Ukraine in Arabic | Coalition formed in Ukrainian parliament
KYIV/Ukraine in Arabic/ The head of the temporary presidium of the Verkhovna Rada, Volodymyr Hroisman, has announced the creation of a coalition of 302 MPs in the new parliament.
"Our coalition has been set up in a Ukrainian European parliament by a constitutional majority of 302 MPs," Hroisman said.
Five parties in Ukraine’s parliament, the Verkhovna Rada, officially formed a governing coalition on Thursday that faces the daunting task of fulfilling the Ukrainian public’s expectations of reform in the crisis-hit country.
The coalition, named “European Ukraine” is made up of 302 MPs mainly from the Bloc of Petro Poroshenko, the Popular Front, the Samopomich Party, the Radical Party and the Batkivshyna Party, all of which are pro-European, but which are headed by politicians who do not always see eye-to-eye.
Earlier, the five parties agreed on a text of a coalition agreement that sets out the grouping's manifesto for change in Ukraine.
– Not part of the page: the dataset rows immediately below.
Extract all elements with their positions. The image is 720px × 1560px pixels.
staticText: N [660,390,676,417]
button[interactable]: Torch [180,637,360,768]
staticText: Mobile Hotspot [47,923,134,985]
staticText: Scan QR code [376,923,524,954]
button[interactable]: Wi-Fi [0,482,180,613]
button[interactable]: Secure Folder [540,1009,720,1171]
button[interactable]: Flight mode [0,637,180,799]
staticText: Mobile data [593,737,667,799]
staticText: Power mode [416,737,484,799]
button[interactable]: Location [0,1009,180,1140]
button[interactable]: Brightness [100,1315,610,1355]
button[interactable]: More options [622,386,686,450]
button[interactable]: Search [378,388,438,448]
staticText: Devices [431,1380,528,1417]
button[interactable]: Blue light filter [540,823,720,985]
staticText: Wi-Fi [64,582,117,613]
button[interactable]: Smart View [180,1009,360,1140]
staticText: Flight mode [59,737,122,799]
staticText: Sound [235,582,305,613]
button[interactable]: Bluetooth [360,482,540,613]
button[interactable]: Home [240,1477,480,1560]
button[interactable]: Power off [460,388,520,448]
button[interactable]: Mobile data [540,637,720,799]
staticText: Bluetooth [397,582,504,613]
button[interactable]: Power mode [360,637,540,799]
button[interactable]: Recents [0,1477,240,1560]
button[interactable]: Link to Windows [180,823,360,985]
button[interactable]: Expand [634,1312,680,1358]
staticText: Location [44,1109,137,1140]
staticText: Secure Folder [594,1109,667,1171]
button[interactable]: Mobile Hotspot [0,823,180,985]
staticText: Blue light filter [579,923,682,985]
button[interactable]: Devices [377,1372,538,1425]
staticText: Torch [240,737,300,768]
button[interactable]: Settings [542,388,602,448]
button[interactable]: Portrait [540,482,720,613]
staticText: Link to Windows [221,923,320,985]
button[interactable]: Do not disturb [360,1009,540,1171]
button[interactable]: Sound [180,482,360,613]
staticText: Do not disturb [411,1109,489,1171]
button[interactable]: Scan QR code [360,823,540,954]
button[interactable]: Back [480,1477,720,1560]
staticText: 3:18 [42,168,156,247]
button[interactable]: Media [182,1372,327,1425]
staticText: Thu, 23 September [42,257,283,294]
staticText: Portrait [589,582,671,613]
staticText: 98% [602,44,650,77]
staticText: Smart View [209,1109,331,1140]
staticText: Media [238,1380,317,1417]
The negotiations over the agreement lasted for practically a month after the parliamentary elections on October 26, with rumors of political tensions between President Petro Poroshenko and current Prime Minister Arseniy Yatsenyuk.
Poroshenko’s Bloc of Poroshenko has the biggest faction in parliament of 146 MPs, but Yatsenyuk’s Popular Front, with a faction of 83 MPs, won the popular vote in the October 26 elections. However, due to Ukraine’s mixed proportional/constituency voting system, where half the Rada’s 450 seats are awarded under party lists, and half in majority elections in constituencies, the Bloc of Poroshenko ended up with many more seats in parliament than the Popular Front.
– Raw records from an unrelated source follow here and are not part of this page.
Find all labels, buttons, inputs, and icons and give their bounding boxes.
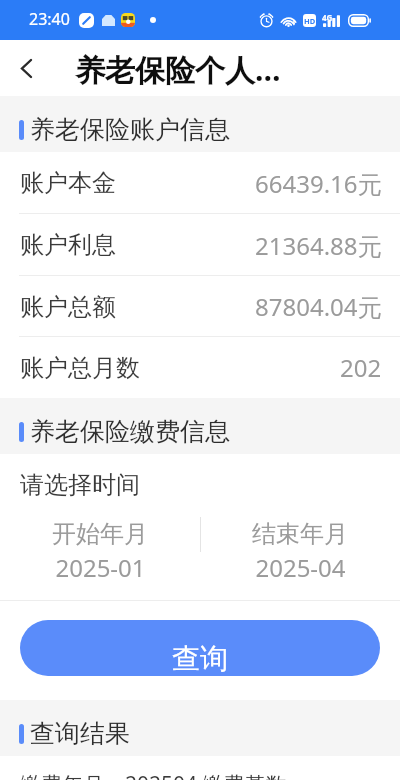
staticText: 开始年月	[52, 519, 148, 549]
staticText: 查询	[172, 641, 228, 676]
staticText: 查询结果	[30, 718, 130, 749]
staticText: 87804.04元	[255, 290, 382, 323]
staticText: 养老保险账户信息	[30, 114, 230, 145]
staticText: 结束年月	[252, 519, 348, 549]
staticText: 21364.88元	[255, 229, 382, 262]
button[interactable]: 查询	[20, 620, 380, 676]
button[interactable]: 账户本金	[0, 152, 400, 214]
button[interactable]: 账户总额	[0, 276, 400, 337]
staticText: HD	[304, 16, 316, 26]
staticText: 4G	[322, 12, 333, 23]
button[interactable]: 开始年月	[0, 505, 200, 600]
button[interactable]: 结束年月	[200, 505, 400, 600]
staticText: 账户总月数	[20, 353, 140, 383]
staticText: 202	[340, 351, 382, 384]
staticText: 2025-04	[255, 551, 346, 584]
staticText: 养老保险缴费信息	[30, 416, 230, 447]
staticText: 请选择时间	[20, 470, 140, 500]
staticText: 账户总额	[20, 292, 116, 322]
staticText: 66439.16元	[255, 167, 382, 200]
button[interactable]: 账户利息	[0, 214, 400, 276]
staticText: 缴费年月：202504 缴费基数	[20, 770, 287, 780]
staticText: 23:40	[29, 8, 70, 30]
button[interactable]: Back	[0, 42, 52, 94]
staticText: 2025-01	[55, 551, 146, 584]
staticText: 账户本金	[20, 168, 116, 198]
button[interactable]: 账户总月数	[0, 337, 400, 398]
staticText: 账户利息	[20, 230, 116, 260]
staticText: 养老保险个人…	[75, 49, 281, 90]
Meanwhile, there is a heavy police presence near the parliament building to maintain public order. Earlier civil activists promised to prevent MPs who voted for the “Dictatorship Laws” of January 16 from entering the parliament.
More than 60 MPs from the previous parliament who voted for these laws have been re-elected. The laws, which were put forward by supporters of then President Viktor Yanukovych, were modelled on Russian laws that grant the president strong powers and significantly restrict civil liberties.
The passing of the laws on January 16 is one of the factors that sparked the violent response from Ukrainian protesters on January 19 to Yanukovych’s efforts to quell opposition to his regime.